At the end stages of exudative or atrophic macular degeneration, when previously described treatments have been unsuccessful, patients may become severely visually impaired. This may cause significant disability, with difficulties in reading and daily activities, all of which may impact on quality of life.109,110 In such situations, low vision rehabilitation should be offered to the patient.111 In low vision rehabilitation, people are taught to use their remaining vision more effectively. Using a variety of visual aids may allow the patient to become more independent. Most of the time, low vision rehabilitation provides high patient satisfaction with functional and subjective improvements.112–115 The rehabilitation of a visually impaired individual may involve a variety of treatment modalities including prescription eyewear, optical devices, electronic aids, adaptive computer software, glare control, modification of the patient’s environment, counseling and education of the patient and family, skills training, independent living aids, occupational therapy, mental health intervention, orientation and mobility training, and driving rehabilitation.

In summary, low vision rehabilitation has to be offered to each patient with bilateral advanced AMD complaining of a loss of vision. Low vision aid may be started simultaneously with other therapies before the onset of significant disability.

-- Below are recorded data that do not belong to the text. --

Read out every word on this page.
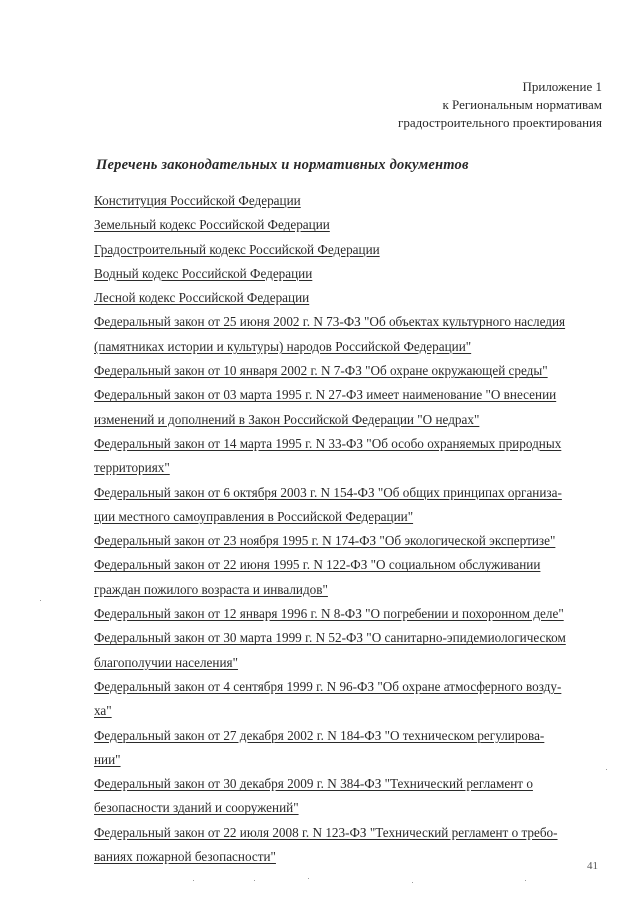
Приложение 1
к Региональным нормативам
градостроительного проектирования
Перечень законодательных и нормативных документов
Конституция Российской Федерации
Земельный кодекс Российской Федерации
Градостроительный кодекс Российской Федерации
Водный кодекс Российской Федерации
Лесной кодекс Российской Федерации
Федеральный закон от 25 июня 2002 г. N 73-ФЗ "Об объектах культурного наследия
(памятниках истории и культуры) народов Российской Федерации"
Федеральный закон от 10 января 2002 г. N 7-ФЗ "Об охране окружающей среды"
Федеральный закон от 03 марта 1995 г. N 27-ФЗ имеет наименование "О внесении
изменений и дополнений в Закон Российской Федерации "О недрах"
Федеральный закон от 14 марта 1995 г. N 33-ФЗ "Об особо охраняемых природных
территориях"
Федеральный закон от 6 октября 2003 г. N 154-ФЗ "Об общих принципах организа-
ции местного самоуправления в Российской Федерации"
Федеральный закон от 23 ноября 1995 г. N 174-ФЗ "Об экологической экспертизе"
Федеральный закон от 22 июня 1995 г. N 122-ФЗ "О социальном обслуживании
граждан пожилого возраста и инвалидов"
Федеральный закон от 12 января 1996 г. N 8-ФЗ "О погребении и похоронном деле"
Федеральный закон от 30 марта 1999 г. N 52-ФЗ "О санитарно-эпидемиологическом
благополучии населения"
Федеральный закон от 4 сентября 1999 г. N 96-ФЗ "Об охране атмосферного возду-
ха"
Федеральный закон от 27 декабря 2002 г. N 184-ФЗ "О техническом регулирова-
нии"
Федеральный закон от 30 декабря 2009 г. N 384-ФЗ "Технический регламент о
безопасности зданий и сооружений"
Федеральный закон от 22 июля 2008 г. N 123-ФЗ "Технический регламент о требо-
ваниях пожарной безопасности"
41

Recent advances in the treatment of CNV due to AMD have led to major improvements in anatomical and functional results. The prognosis of exudative AMD has completely changed in the last few years. Since the cost of these recent therapies has dramatically increased, the expenses for the individual patient has also risen.116 A value-based medicine cost utility analysis was performed on different interventions for neovascular AMD to assess the value that each confers to the patient.117 Laser therapy confers 4.4% of value gain, pegaptanib a 5.9% gain, vPDT an 8.1% gain and ranibizumab a 15% gain, which is considered quite high. To put it into perspective, HMG-CoA reductase inhibitors (statins) given for hyperlipidemia confer only a 6.3% value gain.

Conclusion

Over the last 20 years, a multitude of clinical trials have evaluated the efficacy of various treatment modalities for neovascular AMD. Thermal laser successfully prevented the proliferation of CNV; however, visual loss and recurrences impaired the treatment benefit. Using non-thermal laser energy through vPDT appeared as a healthy alternative, but again, it was unsatisfying to both the patient and treating clinician given the inability to improve vision in a majority of patients. As we begin to better understand the pathophysiology of CNV and the role of VEGF in its development and persistence, newer pharmacologic interventions have led to previously unattainable results regarding improvements in vision. But again, we are faced with a new problem. We are far better at initiating the medication than we are at stopping it. Just as oncologists treat cancer with various chemotherapies that act in concert, we also are beginning to experiment with combination therapy in an attempt to discontinue the cycle of repetitive treatment. Although it appears promising, retrospective and small prospective studies are no substitute for large, randomized, controlled trials. As our understanding of the disease continues to grow at the molecular level, investigators are simultaneously exploring other treatment venues that may offer a more long-term solution, such as the inhibition of gene expression and signal transduction. In short, we are making headways in the treatment of neovascular AMD, but there is still much to be explored and learned, particularly in its prevention.